Абинэ вздохнула и сделала глоточек вина из кружки.
— ОК, Джерри. Допустим, я капельку преувеличила! Капельку! Но они по-любому не глупее меня, ты согласен?
— Вот это уже более объективное суждение, — сказал он.
— Ага! А теперь прикинь: какой-нибудь кекс попробовал бы мне вкрутить такое про исследования! Мауи и Пеле свидетели — я бы ему так врезала, что он до конца жизни потом лечился бы от заикания!
— Тебе никакой кекс не стал бы это вкручивать, — ответил Винсмарт, — поскольку твоя замечательная голова устроена иначе, чем у американского ученого. Ты совершенно не понимаешь основ европейской, британской и американской науки.
— Ну! Я и говорю, что я троглодитка. А ты еще спорил!

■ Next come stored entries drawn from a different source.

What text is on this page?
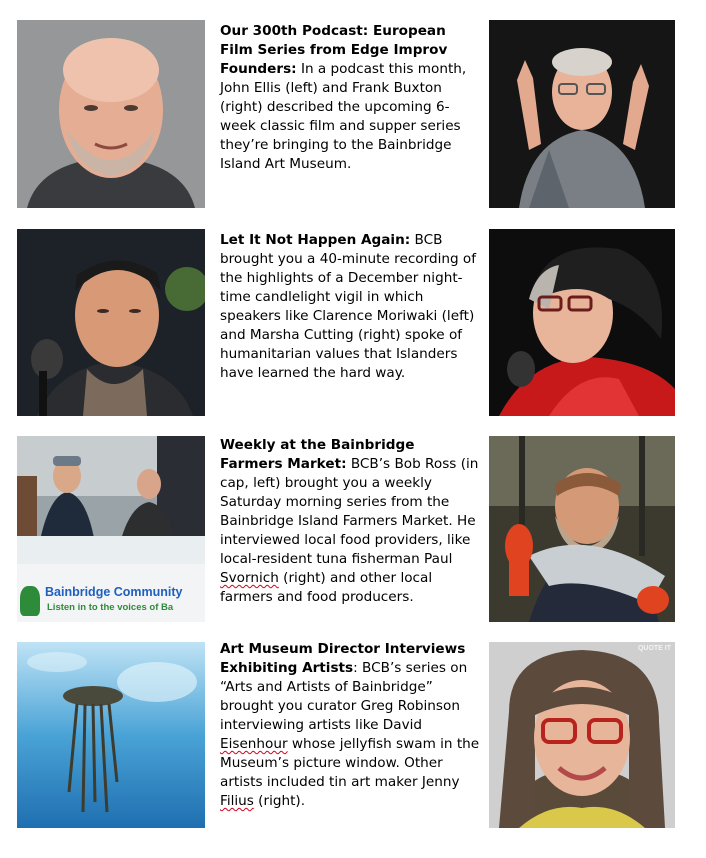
Our 300th Podcast: European Film Series from Edge Improv Founders: In a podcast this month, John Ellis (left) and Frank Buxton (right) described the upcoming 6-week classic film and supper series they’re bringing to the Bainbridge Island Art Museum.
Let It Not Happen Again: BCB brought you a 40-minute recording of the highlights of a December night-time candlelight vigil in which speakers like Clarence Moriwaki (left) and Marsha Cutting (right) spoke of humanitarian values that Islanders have learned the hard way.
Bainbridge Community
Listen in to the voices of Ba
Weekly at the Bainbridge Farmers Market: BCB’s Bob Ross (in cap, left) brought you a weekly Saturday morning series from the Bainbridge Island Farmers Market. He interviewed local food providers, like local-resident tuna fisherman Paul Svornich (right) and other local farmers and food producers.
Art Museum Director Interviews Exhibiting Artists: BCB’s series on “Arts and Artists of Bainbridge” brought you curator Greg Robinson interviewing artists like David Eisenhour whose jellyfish swam in the Museum’s picture window. Other artists included tin art maker Jenny Filius (right).
QUOTE IT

Винсмарт быстро протянул руку и пощекотал ее подмышкой.
— Ай, блин!!!
— Вот так! Дай договорить, ладно? Сейчас я возвращаюсь к исходному тезису о неком дефекте, который сыграл разрушительную роль в истории т. н. «западной» науки. О дефекте мышления, который, с легкой руки Люси, я назову «анти-натурализмом». В начале напомню, что «западная» наука родилась в католических монастырях…
— Эй-эй! — возмущенно перебила Оюю, — А как же Эллада и Римская Республика?
— Мимо, — ответил он, — Их наследие уничтожено христианскими властями Римской Империи в IV веке. Мелкие фрагменты античных книг всплыли в Европе только в середине XVIII века в виде копий, переписанных с сомнительных источников.
— Joder… — тихо сказал Атли, — а мы их еще жалеем. Депортируем вместо расстрела.
Олан легонько ткнула его в бок.
— Прикинь, они не при чем. В IV веке их еще не было.
— Они такие же, — возразил Снэп.
— Моя мама говорит, — вмешалась Люси, — что не надо расстреливать каких-то людей только за то, что они — говно. Ладно, когда была революция, но сейчас — не надо.
— Можно, я, все-таки продолжу? — мягко произнес Винсмарт, — Как бы то ни было, «западная» наука родилась в католических монастырях, при которых в XII веке были учреждены университеты, и первые 500 лет своего существования, занималась только бредом, который не имел отношения ни к физической реальности, ни к юзабельным математическим абстракциям. Чем-то реальным в университетах начали заниматься только в XVIII веке, и еще более столетия потребовалось, чтобы юзабельные области начали составлять большую часть университетской тематики. Разумеется, научная традиция сформирована в первые 700 лет, а не в последующие 200.